Djemal went on, “Another one of the workers jumped out of the Thai living quarters and ran to the cow stalls, where he buried himself in cow dung so that only his eyes and nose were visible, and he hid there for several hours, as shooting continued on either side of him.”
The 10 surviving Thai men were finally evacuated from the kibbutz at 5 p.m. on Sunday.
Thai Foreign Minister Parnpree Bahiddha-Nukara told the Associated Press that 5,990 Thais had registered to be evacuated and officials were working around the clock to accommodate them.
Astrachan, of Oz Manpower, who is dealing with Thai workers who want to go home, said there were farming opportunities in safe parts of the country such as the Arava in the far south, far from Gaza. “But their mothers want them home, and I understand that.”

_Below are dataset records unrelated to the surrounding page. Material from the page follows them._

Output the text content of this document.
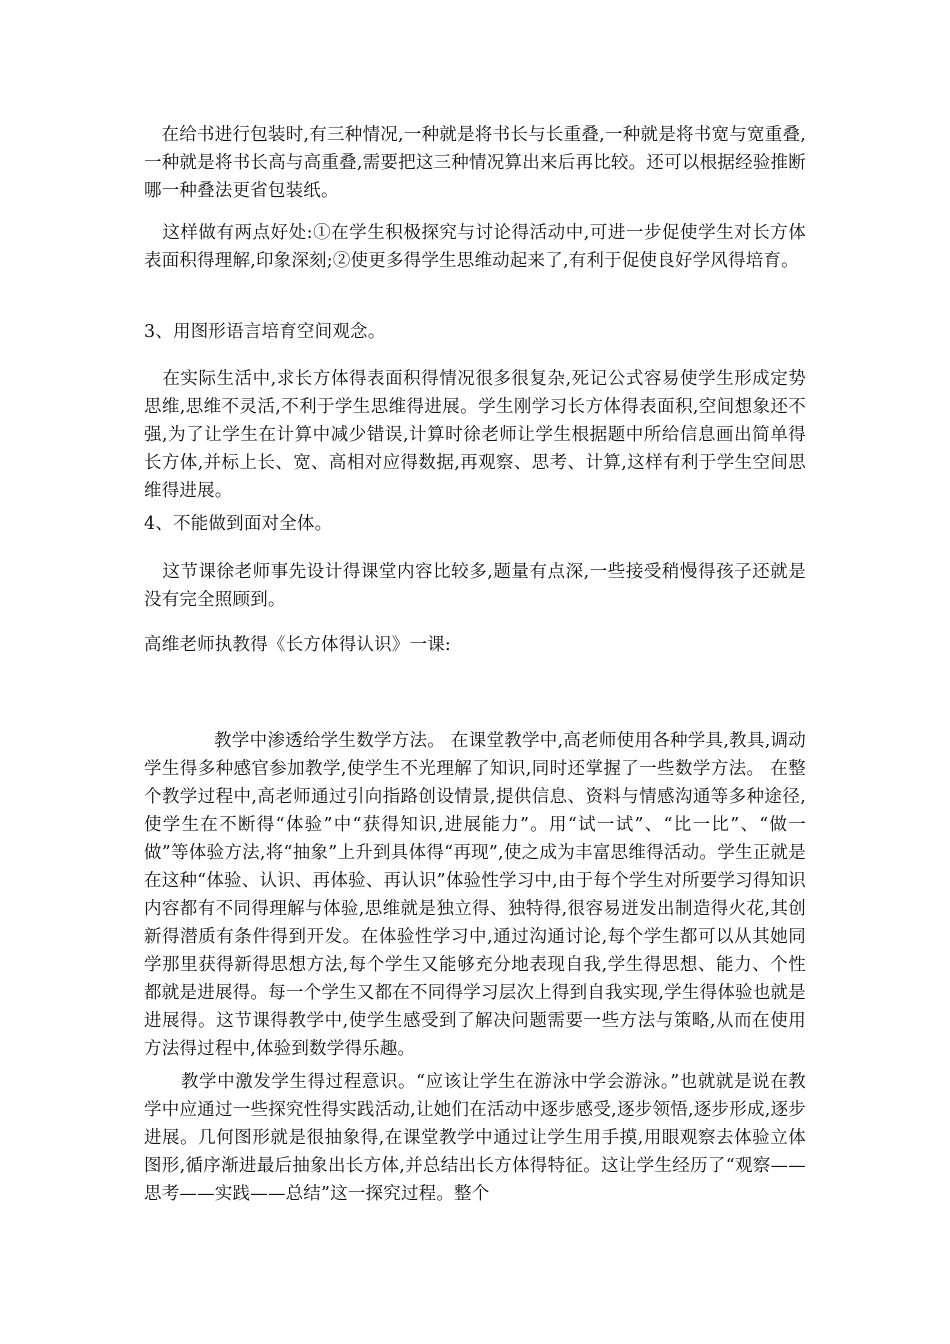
在给书进行包装时,有三种情况,一种就是将书长与长重叠,一种就是将书宽与宽重叠,一种就是将书长高与高重叠,需要把这三种情况算出来后再比较。还可以根据经验推断哪一种叠法更省包装纸。

这样做有两点好处:①在学生积极探究与讨论得活动中,可进一步促使学生对长方体表面积得理解,印象深刻;②使更多得学生思维动起来了,有利于促使良好学风得培育。

3、用图形语言培育空间观念。

在实际生活中,求长方体得表面积得情况很多很复杂,死记公式容易使学生形成定势思维,思维不灵活,不利于学生思维得进展。学生刚学习长方体得表面积,空间想象还不强,为了让学生在计算中减少错误,计算时徐老师让学生根据题中所给信息画出简单得长方体,并标上长、宽、高相对应得数据,再观察、思考、计算,这样有利于学生空间思维得进展。

4、不能做到面对全体。

这节课徐老师事先设计得课堂内容比较多,题量有点深,一些接受稍慢得孩子还就是没有完全照顾到。

高维老师执教得《长方体得认识》一课:

教学中渗透给学生数学方法。 在课堂教学中,高老师使用各种学具,教具,调动学生得多种感官参加教学,使学生不光理解了知识,同时还掌握了一些数学方法。 在整个教学过程中,高老师通过引向指路创设情景,提供信息、资料与情感沟通等多种途径,使学生在不断得“体验”中“获得知识,进展能力”。用“试一试”、“比一比”、“做一做”等体验方法,将“抽象”上升到具体得“再现”,使之成为丰富思维得活动。学生正就是在这种“体验、认识、再体验、再认识”体验性学习中,由于每个学生对所要学习得知识内容都有不同得理解与体验,思维就是独立得、独特得,很容易迸发出制造得火花,其创新得潜质有条件得到开发。在体验性学习中,通过沟通讨论,每个学生都可以从其她同学那里获得新得思想方法,每个学生又能够充分地表现自我,学生得思想、能力、个性都就是进展得。每一个学生又都在不同得学习层次上得到自我实现,学生得体验也就是进展得。这节课得教学中,使学生感受到了解决问题需要一些方法与策略,从而在使用方法得过程中,体验到数学得乐趣。

教学中激发学生得过程意识。“应该让学生在游泳中学会游泳。”也就就是说在教学中应通过一些探究性得实践活动,让她们在活动中逐步感受,逐步领悟,逐步形成,逐步进展。几何图形就是很抽象得,在课堂教学中通过让学生用手摸,用眼观察去体验立体图形,循序渐进最后抽象出长方体,并总结出长方体得特征。这让学生经历了“观察——思考——实践——总结”这一探究过程。整个
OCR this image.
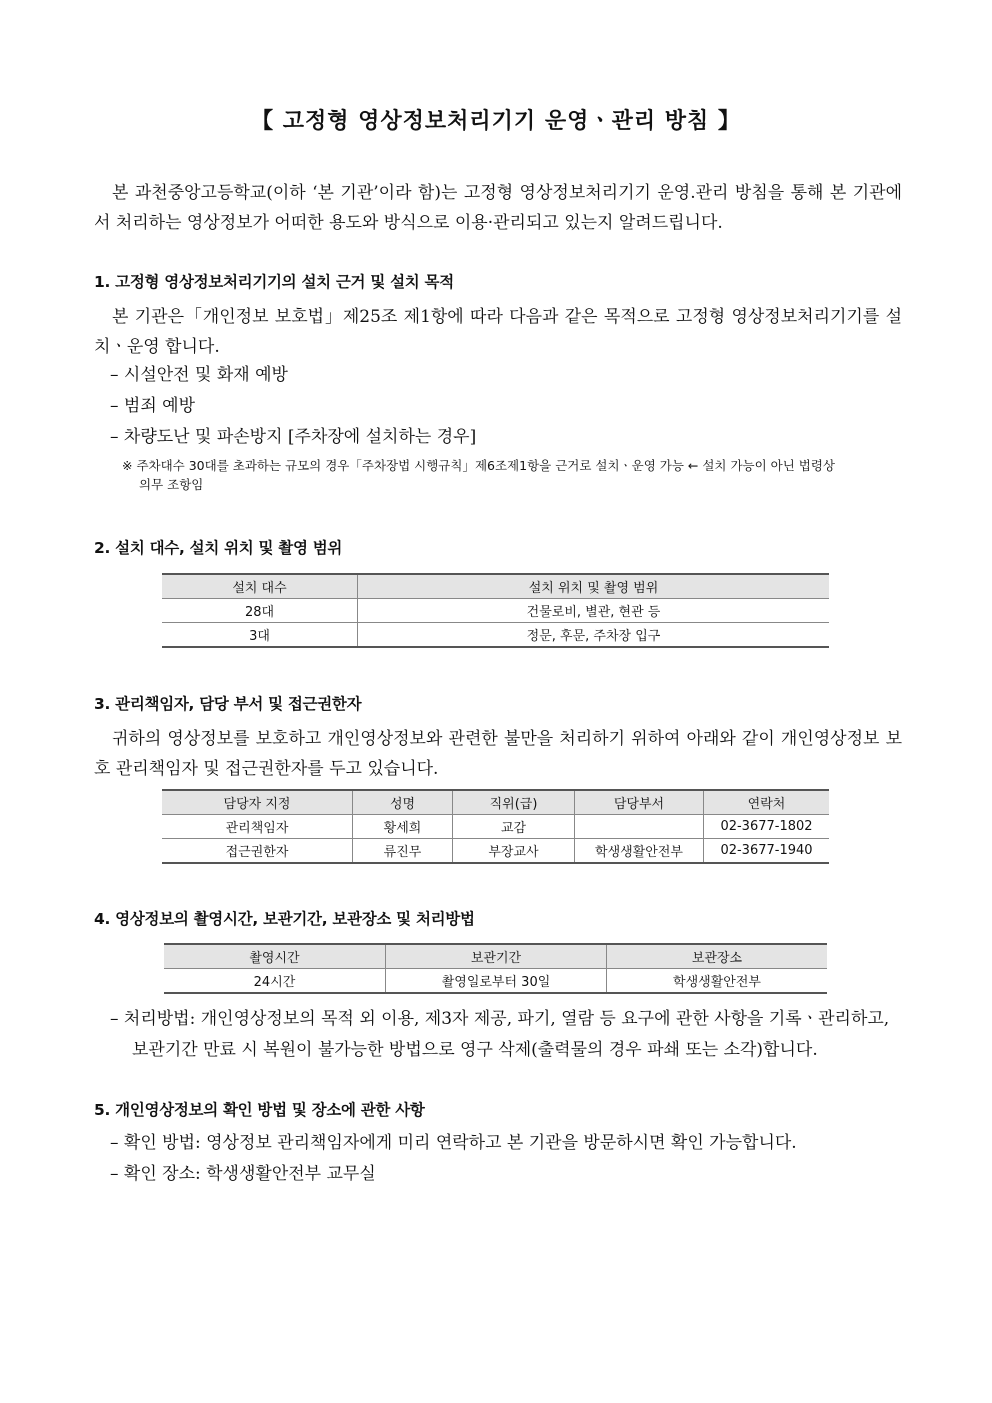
【 고정형 영상정보처리기기 운영ㆍ관리 방침 】
본 과천중앙고등학교(이하 ‘본 기관’이라 함)는 고정형 영상정보처리기기 운영.관리 방침을 통해 본 기관에서 처리하는 영상정보가 어떠한 용도와 방식으로 이용·관리되고 있는지 알려드립니다.
1. 고정형 영상정보처리기기의 설치 근거 및 설치 목적
본 기관은「개인정보 보호법」제25조 제1항에 따라 다음과 같은 목적으로 고정형 영상정보처리기기를 설치ㆍ운영 합니다.
– 시설안전 및 화재 예방
– 범죄 예방
– 차량도난 및 파손방지 [주차장에 설치하는 경우]
※ 주차대수 30대를 초과하는 규모의 경우「주차장법 시행규칙」제6조제1항을 근거로 설치ㆍ운영 가능 ← 설치 가능이 아닌 법령상
의무 조항임
2. 설치 대수, 설치 위치 및 촬영 범위
설치 대수	설치 위치 및 촬영 범위
28대	건물로비, 별관, 현관 등
3대	정문, 후문, 주차장 입구
3. 관리책임자, 담당 부서 및 접근권한자
귀하의 영상정보를 보호하고 개인영상정보와 관련한 불만을 처리하기 위하여 아래와 같이 개인영상정보 보호 관리책임자 및 접근권한자를 두고 있습니다.
담당자 지정	성명	직위(급)	담당부서	연락처
관리책임자	황세희	교감		02-3677-1802
접근권한자	류진무	부장교사	학생생활안전부	02-3677-1940
4. 영상정보의 촬영시간, 보관기간, 보관장소 및 처리방법
촬영시간	보관기간	보관장소
24시간	촬영일로부터 30일	학생생활안전부
– 처리방법: 개인영상정보의 목적 외 이용, 제3자 제공, 파기, 열람 등 요구에 관한 사항을 기록ㆍ관리하고,
보관기간 만료 시 복원이 불가능한 방법으로 영구 삭제(출력물의 경우 파쇄 또는 소각)합니다.
5. 개인영상정보의 확인 방법 및 장소에 관한 사항
– 확인 방법: 영상정보 관리책임자에게 미리 연락하고 본 기관을 방문하시면 확인 가능합니다.
– 확인 장소: 학생생활안전부 교무실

Inbal Mashash, director of the Foreign Workers Administration at the Population and Immigration Authority, was doing “amazing work” trying to find replacement workers, she went on.
It remains to be seen whether Mashash can help one farmer on a northern moshav who has been left without workers in the custard apple harvesting season and another who just spent NIS 400,000 (nearly $100,000) on cherry tomato plants. One worker has asked to leave, Astrachan said, adding, “When one leaves, it sets off a chain reaction.”